Hudi write mode as "bulk_insert" mode with below clustering configs.
hoodie.clustering.inline=true
hoodie.clustering.plan.strategy.target.file.max.bytes=1073741824
hoodie.clustering.plan.strategy.small.file.limit=134217728
hoodie.clustering.plan.strategy.sort.columns=columnA,ColumnB
hoodie.clustering.inline.max.commits=4
Result: Output partition has 26 files of size around 800KB/file
Hudi write mode as "bulk_insert" and removed all the clustering configurations.
Result: Output partition has 26 files of size around 800KB/file
Hudi write mode as "insert" mode with below clustering configs.
hoodie.clustering.inline=true
hoodie.clustering.plan.strategy.target.file.max.bytes=1073741824
hoodie.clustering.plan.strategy.small.file.limit=134217728
hoodie.clustering.plan.strategy.sort.columns=columnA,ColumnB
hoodie.clustering.inline.max.commits=4.
Result: Output partition has only 1 file which is of size 11MB
Hudi write mode as "insert" and removed all the clustering configurations.
Result: Ouput partition has only 1 file which is of size 11MB
Tried below hudi configurations as well, but still the same above results.
hoodie.parquet.max.file.size=125829120
hoodie.parquet.small.file.limit=104857600
hiidie.clustering.plan.strategy.small.file.limit=600
hoodie.clustering.async.enabled=true
hoodie.clustering.async.max.commits=4
hoodie.clustering.plan.strategy.max.bytes.per.group=1073741824
It seems clustering is not applied while bulk_insert mode, but it is applied in insert mode, Does anybody can tell this is the right approach or I am doing anything wrong here... Your help is highly appreciated.
Upvotes: 1
Views: 443
Reputation: 1152
Did you wait 4 commits to let the clustering service be triggered according to hoodie.clustering.inline.max.commits=4
One common misunderstanding is in hudi you first write the data w/o clustering and then it will trigger based on rules to rewrite the files.
Then in your case likely the clustering never happened.
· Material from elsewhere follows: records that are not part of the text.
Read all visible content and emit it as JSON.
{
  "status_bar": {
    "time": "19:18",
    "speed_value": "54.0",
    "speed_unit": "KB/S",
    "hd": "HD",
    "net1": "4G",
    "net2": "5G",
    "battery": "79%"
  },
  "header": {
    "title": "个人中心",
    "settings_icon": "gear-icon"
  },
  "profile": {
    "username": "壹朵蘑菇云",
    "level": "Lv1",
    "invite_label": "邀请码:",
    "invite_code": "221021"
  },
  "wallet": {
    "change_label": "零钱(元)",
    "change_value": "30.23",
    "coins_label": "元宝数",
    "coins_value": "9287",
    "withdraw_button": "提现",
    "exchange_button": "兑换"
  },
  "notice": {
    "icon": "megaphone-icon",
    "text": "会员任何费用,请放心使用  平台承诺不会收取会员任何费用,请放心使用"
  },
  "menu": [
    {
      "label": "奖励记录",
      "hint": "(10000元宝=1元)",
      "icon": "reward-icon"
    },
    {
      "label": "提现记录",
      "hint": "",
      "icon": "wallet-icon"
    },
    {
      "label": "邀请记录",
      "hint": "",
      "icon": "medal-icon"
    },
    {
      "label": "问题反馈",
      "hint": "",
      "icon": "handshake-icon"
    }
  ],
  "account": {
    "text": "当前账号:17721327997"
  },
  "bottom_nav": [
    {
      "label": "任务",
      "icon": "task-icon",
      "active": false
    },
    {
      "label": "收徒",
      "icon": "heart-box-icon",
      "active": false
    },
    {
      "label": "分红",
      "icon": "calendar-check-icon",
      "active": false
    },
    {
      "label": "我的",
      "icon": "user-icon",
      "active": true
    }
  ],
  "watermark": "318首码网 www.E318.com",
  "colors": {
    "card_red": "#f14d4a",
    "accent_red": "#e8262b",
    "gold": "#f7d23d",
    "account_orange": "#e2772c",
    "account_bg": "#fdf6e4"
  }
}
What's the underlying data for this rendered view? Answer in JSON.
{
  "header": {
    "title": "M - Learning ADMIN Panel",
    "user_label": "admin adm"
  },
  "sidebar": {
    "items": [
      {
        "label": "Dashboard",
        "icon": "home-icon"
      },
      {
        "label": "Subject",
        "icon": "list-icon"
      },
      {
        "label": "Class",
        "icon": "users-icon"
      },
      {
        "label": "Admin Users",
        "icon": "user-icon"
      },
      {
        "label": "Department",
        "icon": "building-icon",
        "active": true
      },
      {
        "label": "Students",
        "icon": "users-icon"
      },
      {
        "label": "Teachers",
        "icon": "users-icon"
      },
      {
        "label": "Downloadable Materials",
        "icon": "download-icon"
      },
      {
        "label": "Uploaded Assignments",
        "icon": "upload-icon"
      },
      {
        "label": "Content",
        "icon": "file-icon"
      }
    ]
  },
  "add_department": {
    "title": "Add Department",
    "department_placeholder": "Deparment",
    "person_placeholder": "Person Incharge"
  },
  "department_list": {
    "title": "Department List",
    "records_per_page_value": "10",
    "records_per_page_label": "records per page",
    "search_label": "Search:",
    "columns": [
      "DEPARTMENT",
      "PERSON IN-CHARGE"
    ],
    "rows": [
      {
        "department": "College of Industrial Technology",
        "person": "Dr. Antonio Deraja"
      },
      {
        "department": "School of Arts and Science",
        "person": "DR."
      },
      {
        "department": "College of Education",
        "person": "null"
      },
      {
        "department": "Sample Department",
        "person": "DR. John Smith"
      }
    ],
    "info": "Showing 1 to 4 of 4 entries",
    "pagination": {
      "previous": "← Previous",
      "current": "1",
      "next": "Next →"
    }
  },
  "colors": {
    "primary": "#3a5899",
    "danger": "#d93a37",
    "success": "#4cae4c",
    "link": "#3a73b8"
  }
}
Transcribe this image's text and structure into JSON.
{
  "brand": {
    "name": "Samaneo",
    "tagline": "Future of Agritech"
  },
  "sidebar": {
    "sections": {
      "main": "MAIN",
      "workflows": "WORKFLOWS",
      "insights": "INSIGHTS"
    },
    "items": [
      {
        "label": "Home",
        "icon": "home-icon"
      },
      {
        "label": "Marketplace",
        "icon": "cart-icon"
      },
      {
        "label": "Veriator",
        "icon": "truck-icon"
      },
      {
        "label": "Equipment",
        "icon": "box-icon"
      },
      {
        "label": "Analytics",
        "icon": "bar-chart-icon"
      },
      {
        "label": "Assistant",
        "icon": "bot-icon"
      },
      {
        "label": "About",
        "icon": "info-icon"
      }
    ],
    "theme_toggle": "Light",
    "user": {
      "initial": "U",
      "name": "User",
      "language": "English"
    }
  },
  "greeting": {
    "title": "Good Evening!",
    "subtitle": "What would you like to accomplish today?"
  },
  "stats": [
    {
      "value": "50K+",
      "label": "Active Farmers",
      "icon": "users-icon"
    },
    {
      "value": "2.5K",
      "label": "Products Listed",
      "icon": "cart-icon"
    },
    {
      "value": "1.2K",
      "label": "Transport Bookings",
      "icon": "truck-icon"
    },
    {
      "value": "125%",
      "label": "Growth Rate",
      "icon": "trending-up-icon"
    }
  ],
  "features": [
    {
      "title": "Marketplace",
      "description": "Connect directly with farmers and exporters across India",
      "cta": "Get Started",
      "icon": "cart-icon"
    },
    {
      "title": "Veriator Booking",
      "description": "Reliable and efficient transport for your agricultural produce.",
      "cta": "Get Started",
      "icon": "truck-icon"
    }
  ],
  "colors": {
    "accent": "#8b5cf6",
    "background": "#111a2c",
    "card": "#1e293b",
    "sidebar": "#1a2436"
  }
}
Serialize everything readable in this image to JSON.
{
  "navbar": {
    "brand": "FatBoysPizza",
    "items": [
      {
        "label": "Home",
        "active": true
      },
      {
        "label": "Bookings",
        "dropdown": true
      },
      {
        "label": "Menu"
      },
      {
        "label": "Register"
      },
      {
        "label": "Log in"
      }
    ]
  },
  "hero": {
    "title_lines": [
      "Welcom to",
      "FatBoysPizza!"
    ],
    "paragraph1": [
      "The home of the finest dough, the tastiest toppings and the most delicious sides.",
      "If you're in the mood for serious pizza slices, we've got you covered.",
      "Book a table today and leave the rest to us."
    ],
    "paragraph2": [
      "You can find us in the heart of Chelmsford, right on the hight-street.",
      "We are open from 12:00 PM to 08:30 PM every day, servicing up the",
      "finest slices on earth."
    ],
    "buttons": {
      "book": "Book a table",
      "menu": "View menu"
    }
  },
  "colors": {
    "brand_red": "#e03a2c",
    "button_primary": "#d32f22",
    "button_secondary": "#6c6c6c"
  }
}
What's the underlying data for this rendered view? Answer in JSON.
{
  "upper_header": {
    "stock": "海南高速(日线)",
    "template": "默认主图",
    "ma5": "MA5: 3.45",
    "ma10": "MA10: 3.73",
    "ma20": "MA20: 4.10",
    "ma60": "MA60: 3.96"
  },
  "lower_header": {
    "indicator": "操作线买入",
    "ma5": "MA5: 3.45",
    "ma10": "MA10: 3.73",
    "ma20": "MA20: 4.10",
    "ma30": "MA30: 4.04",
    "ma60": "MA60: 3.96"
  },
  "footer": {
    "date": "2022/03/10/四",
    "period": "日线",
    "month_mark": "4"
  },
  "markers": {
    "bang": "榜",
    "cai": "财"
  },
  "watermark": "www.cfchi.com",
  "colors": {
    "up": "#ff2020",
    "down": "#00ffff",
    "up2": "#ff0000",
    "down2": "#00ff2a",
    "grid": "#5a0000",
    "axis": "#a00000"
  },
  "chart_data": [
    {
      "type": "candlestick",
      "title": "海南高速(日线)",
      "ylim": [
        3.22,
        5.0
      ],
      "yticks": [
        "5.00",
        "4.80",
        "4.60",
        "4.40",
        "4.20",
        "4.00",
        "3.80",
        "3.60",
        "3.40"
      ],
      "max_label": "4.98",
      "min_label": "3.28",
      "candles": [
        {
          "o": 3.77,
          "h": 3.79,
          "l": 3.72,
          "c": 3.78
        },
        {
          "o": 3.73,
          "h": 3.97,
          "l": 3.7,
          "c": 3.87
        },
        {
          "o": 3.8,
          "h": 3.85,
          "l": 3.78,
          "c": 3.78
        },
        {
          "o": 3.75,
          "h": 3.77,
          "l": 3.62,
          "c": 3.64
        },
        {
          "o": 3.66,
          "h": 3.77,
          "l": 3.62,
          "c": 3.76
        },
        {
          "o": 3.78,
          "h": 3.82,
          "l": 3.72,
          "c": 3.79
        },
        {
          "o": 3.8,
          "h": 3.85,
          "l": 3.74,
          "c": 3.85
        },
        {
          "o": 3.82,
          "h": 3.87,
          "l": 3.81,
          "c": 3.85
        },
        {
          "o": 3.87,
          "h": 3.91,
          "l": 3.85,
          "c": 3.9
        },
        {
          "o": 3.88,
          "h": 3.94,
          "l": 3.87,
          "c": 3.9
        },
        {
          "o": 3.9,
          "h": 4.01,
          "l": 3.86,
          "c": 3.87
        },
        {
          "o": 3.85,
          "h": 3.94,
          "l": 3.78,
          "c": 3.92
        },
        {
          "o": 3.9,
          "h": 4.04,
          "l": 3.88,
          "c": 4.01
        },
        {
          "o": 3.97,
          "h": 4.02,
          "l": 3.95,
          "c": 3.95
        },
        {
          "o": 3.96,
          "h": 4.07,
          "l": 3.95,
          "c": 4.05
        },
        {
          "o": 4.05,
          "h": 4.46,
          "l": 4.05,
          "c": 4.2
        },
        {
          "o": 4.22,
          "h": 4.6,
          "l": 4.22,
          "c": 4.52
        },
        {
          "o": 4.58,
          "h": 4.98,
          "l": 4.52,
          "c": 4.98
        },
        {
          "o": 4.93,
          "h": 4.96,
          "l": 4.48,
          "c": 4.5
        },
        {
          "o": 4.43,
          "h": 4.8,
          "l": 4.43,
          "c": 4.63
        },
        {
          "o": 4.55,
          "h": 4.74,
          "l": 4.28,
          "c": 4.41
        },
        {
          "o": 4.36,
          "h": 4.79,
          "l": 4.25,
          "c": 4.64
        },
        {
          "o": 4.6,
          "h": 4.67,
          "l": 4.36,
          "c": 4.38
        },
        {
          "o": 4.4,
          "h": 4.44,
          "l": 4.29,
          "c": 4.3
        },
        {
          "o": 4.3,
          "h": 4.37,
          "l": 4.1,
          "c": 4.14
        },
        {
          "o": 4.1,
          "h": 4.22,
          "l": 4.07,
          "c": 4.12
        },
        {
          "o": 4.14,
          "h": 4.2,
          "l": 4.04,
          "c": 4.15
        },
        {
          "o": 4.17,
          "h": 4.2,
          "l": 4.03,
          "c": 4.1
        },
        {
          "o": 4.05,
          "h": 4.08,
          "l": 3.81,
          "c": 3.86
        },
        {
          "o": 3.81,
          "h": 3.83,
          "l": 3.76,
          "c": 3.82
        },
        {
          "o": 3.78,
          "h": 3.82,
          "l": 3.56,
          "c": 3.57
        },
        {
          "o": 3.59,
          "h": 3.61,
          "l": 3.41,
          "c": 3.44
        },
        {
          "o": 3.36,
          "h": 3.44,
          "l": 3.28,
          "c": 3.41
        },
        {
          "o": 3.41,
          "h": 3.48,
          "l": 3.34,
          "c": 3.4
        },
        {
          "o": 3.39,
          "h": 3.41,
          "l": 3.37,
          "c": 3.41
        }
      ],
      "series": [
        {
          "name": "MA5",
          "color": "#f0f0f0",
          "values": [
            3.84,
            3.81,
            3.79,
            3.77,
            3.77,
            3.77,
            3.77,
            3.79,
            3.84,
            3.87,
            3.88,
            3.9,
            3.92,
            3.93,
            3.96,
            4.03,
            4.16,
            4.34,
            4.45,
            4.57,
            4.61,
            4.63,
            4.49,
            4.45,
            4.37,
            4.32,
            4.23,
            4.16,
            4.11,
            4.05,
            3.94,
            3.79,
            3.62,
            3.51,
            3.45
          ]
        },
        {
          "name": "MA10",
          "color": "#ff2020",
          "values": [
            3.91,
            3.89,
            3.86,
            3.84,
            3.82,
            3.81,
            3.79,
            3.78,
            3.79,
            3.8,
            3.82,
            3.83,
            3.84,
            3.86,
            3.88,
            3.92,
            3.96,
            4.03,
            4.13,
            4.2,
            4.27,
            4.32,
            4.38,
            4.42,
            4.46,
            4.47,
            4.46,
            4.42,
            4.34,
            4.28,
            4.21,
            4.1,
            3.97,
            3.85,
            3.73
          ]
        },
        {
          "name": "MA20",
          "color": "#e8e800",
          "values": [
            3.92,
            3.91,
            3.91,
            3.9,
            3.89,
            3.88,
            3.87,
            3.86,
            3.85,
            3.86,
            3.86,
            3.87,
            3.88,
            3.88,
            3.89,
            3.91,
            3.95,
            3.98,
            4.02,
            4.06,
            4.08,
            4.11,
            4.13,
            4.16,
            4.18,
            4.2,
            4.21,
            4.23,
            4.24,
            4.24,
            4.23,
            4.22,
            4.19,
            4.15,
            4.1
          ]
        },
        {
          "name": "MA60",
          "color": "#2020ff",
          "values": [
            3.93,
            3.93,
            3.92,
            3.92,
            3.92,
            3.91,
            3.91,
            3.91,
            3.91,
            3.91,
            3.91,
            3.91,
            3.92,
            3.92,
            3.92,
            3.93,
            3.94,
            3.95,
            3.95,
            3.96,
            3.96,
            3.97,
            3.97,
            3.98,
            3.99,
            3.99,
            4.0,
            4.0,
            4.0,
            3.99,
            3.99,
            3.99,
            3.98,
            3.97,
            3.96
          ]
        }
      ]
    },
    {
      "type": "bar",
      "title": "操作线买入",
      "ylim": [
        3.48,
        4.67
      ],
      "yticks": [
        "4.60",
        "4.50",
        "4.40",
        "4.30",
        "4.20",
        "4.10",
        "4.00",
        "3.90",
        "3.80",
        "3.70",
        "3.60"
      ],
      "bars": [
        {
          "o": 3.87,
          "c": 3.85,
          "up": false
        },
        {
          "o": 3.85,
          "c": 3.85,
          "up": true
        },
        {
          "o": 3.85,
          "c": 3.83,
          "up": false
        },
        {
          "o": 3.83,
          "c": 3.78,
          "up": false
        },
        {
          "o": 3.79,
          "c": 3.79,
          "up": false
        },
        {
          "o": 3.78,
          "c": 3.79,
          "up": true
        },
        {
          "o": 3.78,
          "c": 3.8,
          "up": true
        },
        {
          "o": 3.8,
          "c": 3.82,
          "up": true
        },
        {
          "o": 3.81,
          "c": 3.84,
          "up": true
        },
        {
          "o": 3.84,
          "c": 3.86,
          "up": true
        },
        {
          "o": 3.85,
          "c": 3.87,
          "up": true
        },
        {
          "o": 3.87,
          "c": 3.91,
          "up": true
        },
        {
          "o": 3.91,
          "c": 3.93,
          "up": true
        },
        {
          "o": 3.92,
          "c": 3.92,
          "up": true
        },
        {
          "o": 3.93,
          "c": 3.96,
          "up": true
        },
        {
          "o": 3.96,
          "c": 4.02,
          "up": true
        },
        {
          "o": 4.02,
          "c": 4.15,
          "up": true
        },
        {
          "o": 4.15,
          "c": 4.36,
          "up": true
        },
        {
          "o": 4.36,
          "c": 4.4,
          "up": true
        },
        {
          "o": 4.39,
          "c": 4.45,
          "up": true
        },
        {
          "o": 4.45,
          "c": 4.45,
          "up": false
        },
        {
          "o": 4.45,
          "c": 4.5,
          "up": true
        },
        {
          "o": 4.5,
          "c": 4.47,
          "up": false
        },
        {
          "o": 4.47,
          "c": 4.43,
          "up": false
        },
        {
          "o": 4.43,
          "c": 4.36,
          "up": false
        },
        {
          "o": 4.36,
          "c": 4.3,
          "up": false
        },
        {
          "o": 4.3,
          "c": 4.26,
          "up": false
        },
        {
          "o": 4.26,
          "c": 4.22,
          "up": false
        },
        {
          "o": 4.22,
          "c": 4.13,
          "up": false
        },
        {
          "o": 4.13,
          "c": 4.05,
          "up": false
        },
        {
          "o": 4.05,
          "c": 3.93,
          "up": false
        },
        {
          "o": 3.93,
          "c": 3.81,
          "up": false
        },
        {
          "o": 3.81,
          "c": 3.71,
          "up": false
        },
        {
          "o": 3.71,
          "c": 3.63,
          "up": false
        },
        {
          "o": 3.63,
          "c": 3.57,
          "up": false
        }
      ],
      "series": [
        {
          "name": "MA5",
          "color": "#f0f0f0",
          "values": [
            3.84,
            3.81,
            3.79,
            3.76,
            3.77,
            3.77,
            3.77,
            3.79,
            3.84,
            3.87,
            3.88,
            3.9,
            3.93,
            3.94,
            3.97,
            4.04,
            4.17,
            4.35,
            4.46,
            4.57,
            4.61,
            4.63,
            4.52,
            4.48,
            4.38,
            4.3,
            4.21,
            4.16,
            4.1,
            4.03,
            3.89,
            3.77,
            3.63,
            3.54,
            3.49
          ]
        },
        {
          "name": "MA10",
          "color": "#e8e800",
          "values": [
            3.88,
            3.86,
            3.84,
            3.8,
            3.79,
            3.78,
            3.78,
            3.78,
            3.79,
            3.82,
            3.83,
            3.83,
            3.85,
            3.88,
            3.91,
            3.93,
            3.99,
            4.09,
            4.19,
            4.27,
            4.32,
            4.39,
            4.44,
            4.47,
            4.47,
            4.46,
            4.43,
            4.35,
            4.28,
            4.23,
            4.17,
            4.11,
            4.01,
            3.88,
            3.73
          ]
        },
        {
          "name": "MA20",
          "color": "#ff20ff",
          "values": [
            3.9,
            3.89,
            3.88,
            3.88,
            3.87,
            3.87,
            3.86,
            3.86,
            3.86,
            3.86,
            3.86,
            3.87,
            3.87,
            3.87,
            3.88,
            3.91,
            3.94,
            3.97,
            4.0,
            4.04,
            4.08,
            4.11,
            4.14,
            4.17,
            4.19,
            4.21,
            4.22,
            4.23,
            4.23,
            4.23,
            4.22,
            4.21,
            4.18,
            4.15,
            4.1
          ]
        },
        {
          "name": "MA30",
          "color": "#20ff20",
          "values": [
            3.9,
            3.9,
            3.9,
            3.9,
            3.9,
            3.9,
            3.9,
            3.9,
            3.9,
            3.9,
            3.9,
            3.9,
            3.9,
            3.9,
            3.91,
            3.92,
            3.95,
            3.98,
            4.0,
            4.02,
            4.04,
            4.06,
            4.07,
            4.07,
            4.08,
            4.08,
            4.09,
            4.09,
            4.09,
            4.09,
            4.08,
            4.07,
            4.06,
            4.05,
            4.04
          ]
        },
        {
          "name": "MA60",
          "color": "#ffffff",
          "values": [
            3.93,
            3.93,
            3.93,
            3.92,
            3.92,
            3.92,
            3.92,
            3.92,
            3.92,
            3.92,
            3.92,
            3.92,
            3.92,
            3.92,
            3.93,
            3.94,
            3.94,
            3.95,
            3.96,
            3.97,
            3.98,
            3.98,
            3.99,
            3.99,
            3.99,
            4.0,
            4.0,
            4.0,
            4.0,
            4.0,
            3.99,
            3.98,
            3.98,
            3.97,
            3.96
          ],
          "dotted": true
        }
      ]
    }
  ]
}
The reason insert produces larger files is this operation is designed for that, while bulk_insert just uses spark vanilla mecanims to write ; you still able to use coalesce to produce smaller files.
If you d'like to use bulk insert and apply custom transformation such clustering, sorting you can use your own logic in a custom partitioner see https://hudi.apache.org/docs/configurations/#hoodiebulkinsertuserdefinedpartitionerclass That way you would write the parquet files directly right without having the need to rely on a service to compact the files.
Upvotes: 0